Newell Sanders ( born July 12, 1850, Owen County, Indiana; † January 26, 1939 in Lookout Mountain, Tennessee ) was an American politician of the Republican Party. He was a member from 1912 to 1913 the U.S. Senate as a representative of the State of Tennessee at.
After completing his school education, Newell Sanders attended Indiana University in Bloomington and graduated there in 1873. Afterwards he opened a book store, which he led until 1877. In that year he moved to Chattanooga, where he was active in the production of farm needs. From 1881 to 1882 he was a member of the municipal school board, 1882-1886, he was Assistant Secretary of the place. He was also a member of the board of the Nashville, Chattanooga and St. Louis Railway, the oldest railroad company of Tennessee.
As a U.S. Senator Robert Love Taylor, a Democrat, died on March 31, 1912, Newell Sanders was determined by the Tennessee Republican Governor Ben W. Hooper as his interim successor. He served on April 11, 1912 sworn in as a senator and remained until January 24, 1913 in the Congress. On this day the victorious in the by-election Democrat William R. Webb took over from him. Sanders not stand for re- election; because the senators were still elected to that date by the state parliaments and in Tennessee the Democrats had the majority, this would have been almost hopeless. During his brief time in the Senate he was chairman of the committee of Committee on National Banks.

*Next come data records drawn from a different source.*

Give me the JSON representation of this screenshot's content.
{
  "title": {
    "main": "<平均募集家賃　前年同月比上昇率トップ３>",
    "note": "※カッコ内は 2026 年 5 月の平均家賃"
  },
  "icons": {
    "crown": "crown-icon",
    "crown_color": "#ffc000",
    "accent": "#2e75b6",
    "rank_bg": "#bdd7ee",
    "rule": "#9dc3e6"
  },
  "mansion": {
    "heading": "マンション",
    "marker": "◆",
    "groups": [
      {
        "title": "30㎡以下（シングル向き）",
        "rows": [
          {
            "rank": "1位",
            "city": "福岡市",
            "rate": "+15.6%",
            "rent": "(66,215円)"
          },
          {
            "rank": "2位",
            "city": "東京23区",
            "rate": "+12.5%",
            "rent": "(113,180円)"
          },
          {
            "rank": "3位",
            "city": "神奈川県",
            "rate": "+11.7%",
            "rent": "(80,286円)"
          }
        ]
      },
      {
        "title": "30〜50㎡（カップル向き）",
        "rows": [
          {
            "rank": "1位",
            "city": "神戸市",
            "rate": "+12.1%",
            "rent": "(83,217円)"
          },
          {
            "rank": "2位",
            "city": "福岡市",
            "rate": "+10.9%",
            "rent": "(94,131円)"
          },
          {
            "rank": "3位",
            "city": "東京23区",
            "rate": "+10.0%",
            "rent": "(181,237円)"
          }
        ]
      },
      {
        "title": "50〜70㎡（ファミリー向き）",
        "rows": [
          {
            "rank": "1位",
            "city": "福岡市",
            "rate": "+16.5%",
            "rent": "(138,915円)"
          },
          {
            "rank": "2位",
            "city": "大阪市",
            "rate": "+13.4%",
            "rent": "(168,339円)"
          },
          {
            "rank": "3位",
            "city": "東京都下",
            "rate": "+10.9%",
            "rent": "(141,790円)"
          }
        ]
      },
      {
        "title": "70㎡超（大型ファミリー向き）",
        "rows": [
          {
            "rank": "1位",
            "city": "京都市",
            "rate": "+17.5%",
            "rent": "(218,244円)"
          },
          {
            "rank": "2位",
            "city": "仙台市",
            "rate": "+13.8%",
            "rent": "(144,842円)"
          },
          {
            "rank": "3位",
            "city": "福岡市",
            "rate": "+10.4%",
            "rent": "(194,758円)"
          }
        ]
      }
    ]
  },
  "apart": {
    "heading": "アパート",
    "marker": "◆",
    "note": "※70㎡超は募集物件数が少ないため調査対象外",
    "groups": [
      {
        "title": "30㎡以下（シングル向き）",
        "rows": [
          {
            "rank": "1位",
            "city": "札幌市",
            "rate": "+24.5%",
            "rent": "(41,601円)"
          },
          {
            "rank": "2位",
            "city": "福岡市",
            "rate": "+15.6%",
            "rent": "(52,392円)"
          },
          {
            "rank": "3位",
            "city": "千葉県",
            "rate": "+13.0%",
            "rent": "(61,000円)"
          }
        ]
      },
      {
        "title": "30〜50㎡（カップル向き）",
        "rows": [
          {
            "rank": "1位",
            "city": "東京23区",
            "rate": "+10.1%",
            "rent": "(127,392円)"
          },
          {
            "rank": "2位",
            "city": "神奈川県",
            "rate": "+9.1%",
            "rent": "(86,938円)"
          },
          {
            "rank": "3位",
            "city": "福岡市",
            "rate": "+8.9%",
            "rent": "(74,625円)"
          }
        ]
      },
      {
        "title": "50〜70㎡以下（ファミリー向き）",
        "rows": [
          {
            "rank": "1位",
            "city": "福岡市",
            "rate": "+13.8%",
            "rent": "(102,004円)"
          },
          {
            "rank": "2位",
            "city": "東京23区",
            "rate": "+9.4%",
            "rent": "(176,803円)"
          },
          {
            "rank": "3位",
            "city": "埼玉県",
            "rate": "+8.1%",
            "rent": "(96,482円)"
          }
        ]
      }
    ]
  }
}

As a result, Newell Sanders went back to his work after as a businessman. However, he aspired 1922 - now was the 17th Amendment to the Constitution, according to which the senators were elected by the people - a return to the Senate. Against the Democratic incumbent Kenneth McKellar he came to 32 percent of the vote. Sanders was so that the last Republican Senator from a former Confederate State until 1961, when John Tower in Texas decided to choose for themselves. In Tennessee in 1967 was re-elected with Howard Baker, a Republican.